Postmodern men and women are able to do what’s right in their own eyes. And “what’s right” can literally be a construct of our own imagination. So one person’s determination of “What’s right” means nothing to the rest of us. We live in the now.
This sounds attractive, in part, because we’re all “closet libertarians.” We want to do what we want to do without interference. We want to follow our own self-generated rules for living. We sing along with Frank Sinatra, “I’ll do it my way."
But this free wheeling emotional, social, economic, and political landscape is the very thing that causes people to feel uncertain, confused, anxious, and afraid. It’s the cultural condition that creates people’s hunger for leaders who can make sense of it all.
Religion doesn’t seem to help much. Either religion has sold out to consumerism, offering schlock products rather than faith and wisdom principles for real life. Or religion is imploding on its own lack of confidence, no longer sure of its foundations or its vision for a better tomorrow. Of course if there is no truth, who cares what religion says anyway?
But therein is the problem. The idea that truth doesn’t exist is a satanic lie. If we’re deluded by this idea than maybe we’ll forget that God is, that he is sovereign over world affairs, and that He has a plan for us.
The “problem of our times” is also the “opportunity of our times” as leaders. The more volatile the times, the more leaders can more quickly make a difference. Like Theodore Roosevelt, who chose to address and alter the problems of his day, great leaders step up.
Postmodern times need leaders like Jesus, who—“When he saw the crowds, he had compassion on them, because they were harassed and helpless, like sheep without a shepherd” (Matthew 9:36). Our turbulent times need what might be called “shepherd leaders.”

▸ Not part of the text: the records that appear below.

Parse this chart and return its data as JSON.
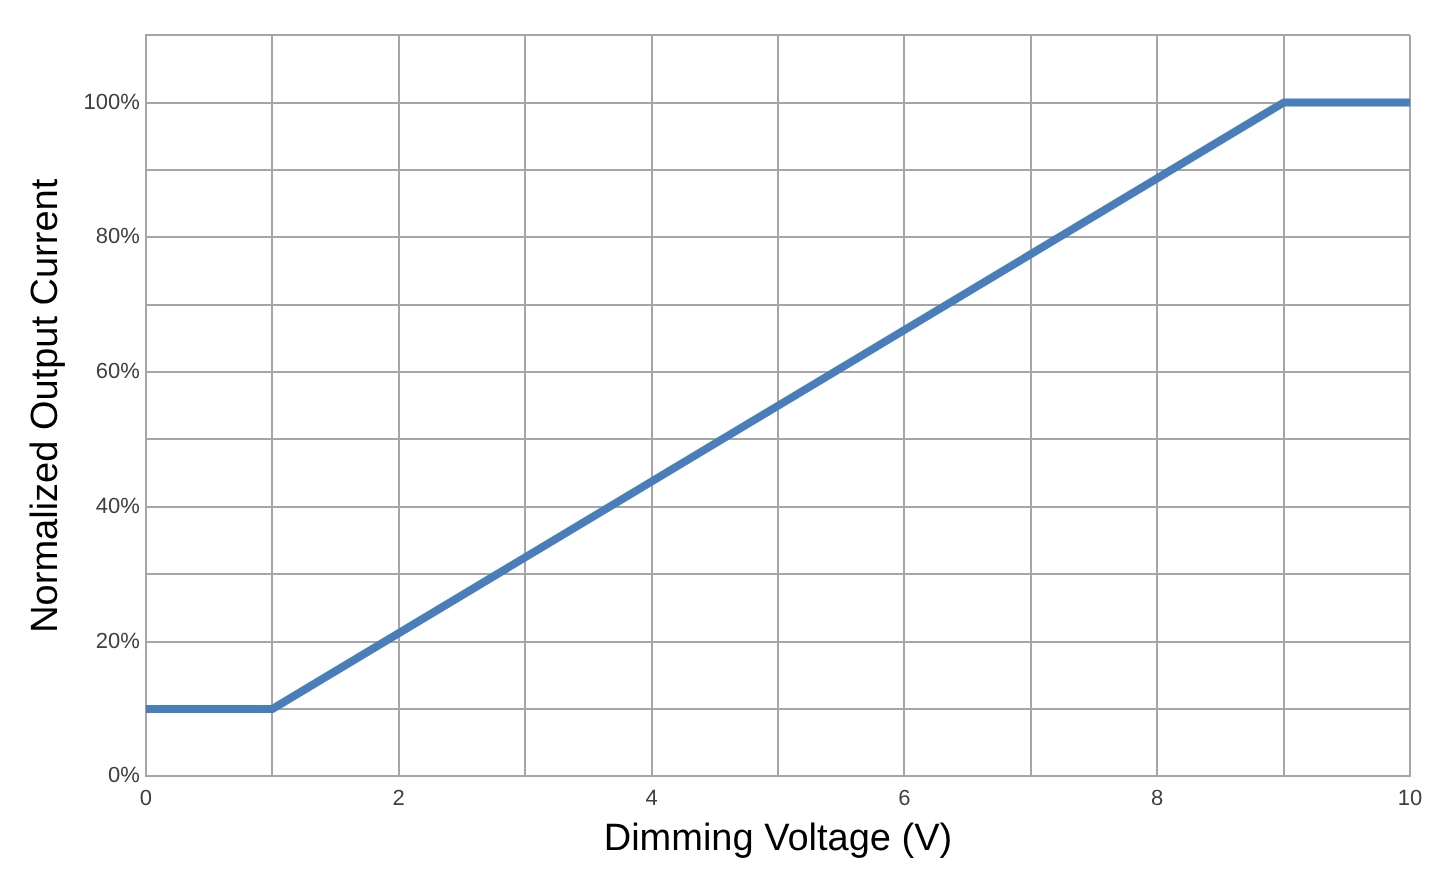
{
  "chart_data": {
    "type": "line",
    "xlabel": "Dimming Voltage (V)",
    "ylabel": "Normalized Output Current",
    "x": [
      0,
      1,
      9,
      10
    ],
    "series": [
      {
        "color": "#4a7ebb",
        "values": [
          10,
          10,
          100,
          100
        ]
      }
    ],
    "xlim": [
      0,
      10
    ],
    "xticks": [
      0,
      {
        "value": 1,
        "label": null
      },
      2,
      {
        "value": 3,
        "label": null
      },
      4,
      {
        "value": 5,
        "label": null
      },
      6,
      {
        "value": 7,
        "label": null
      },
      8,
      {
        "value": 9,
        "label": null
      },
      10
    ],
    "ylim": [
      0,
      110
    ],
    "yticks": [
      {
        "value": 0,
        "label": "0%"
      },
      {
        "value": 10,
        "label": null
      },
      {
        "value": 20,
        "label": "20%"
      },
      {
        "value": 30,
        "label": null
      },
      {
        "value": 40,
        "label": "40%"
      },
      {
        "value": 50,
        "label": null
      },
      {
        "value": 60,
        "label": "60%"
      },
      {
        "value": 70,
        "label": null
      },
      {
        "value": 80,
        "label": "80%"
      },
      {
        "value": 90,
        "label": null
      },
      {
        "value": 100,
        "label": "100%"
      },
      {
        "value": 110,
        "label": null
      }
    ],
    "grid": true,
    "legend": false,
    "marker": "none",
    "line_style": "solid"
  }
}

Shepherd leaders know all their sheep—their abilities, their needs, their unique challenges. Shepherd leaders know their environment and the threats within it. They know where they’re going and why, and they know what their sheep need to do to be productive and successful.
Perhaps this analogy tends to break down, for not all followers are like sheep, nor are followers simply passive and leaders the absolute masters of their flocks. But there are still principles to glean.

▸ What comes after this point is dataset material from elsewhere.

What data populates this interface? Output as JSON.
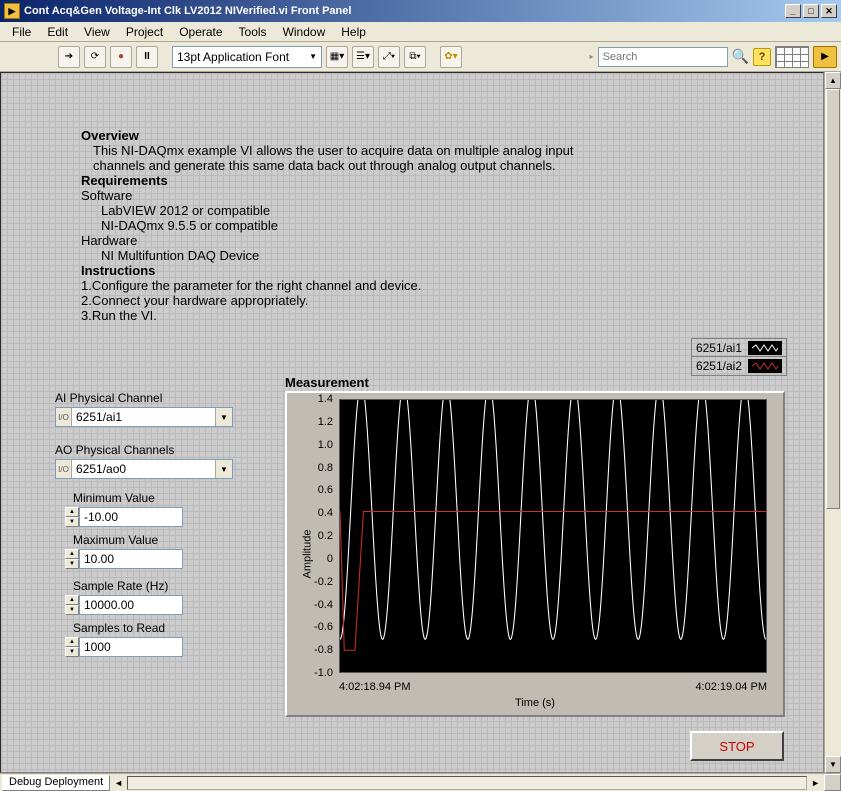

Our postmodern times have deeply unsettled our culture, our country, and our colleagues, friends, and neighbors. Leaders with genuine Christian faith and hope, leaders who genuinely care about others, and leaders who genuinely give of themselves can bless their organizations and their communities with moral imagination, courage, and clarity. These leaders do not depend upon religion but upon a relationship with Christ. These leaders are compassionate, visionary, energetic, and true. They know that their confidence and their competence come from the Lord. These leaders trust Christ and are therefore able to be trustworthy. They believe in truth, so they speak truthfully. These leaders step up to the challenges and opportunities of turbulent times.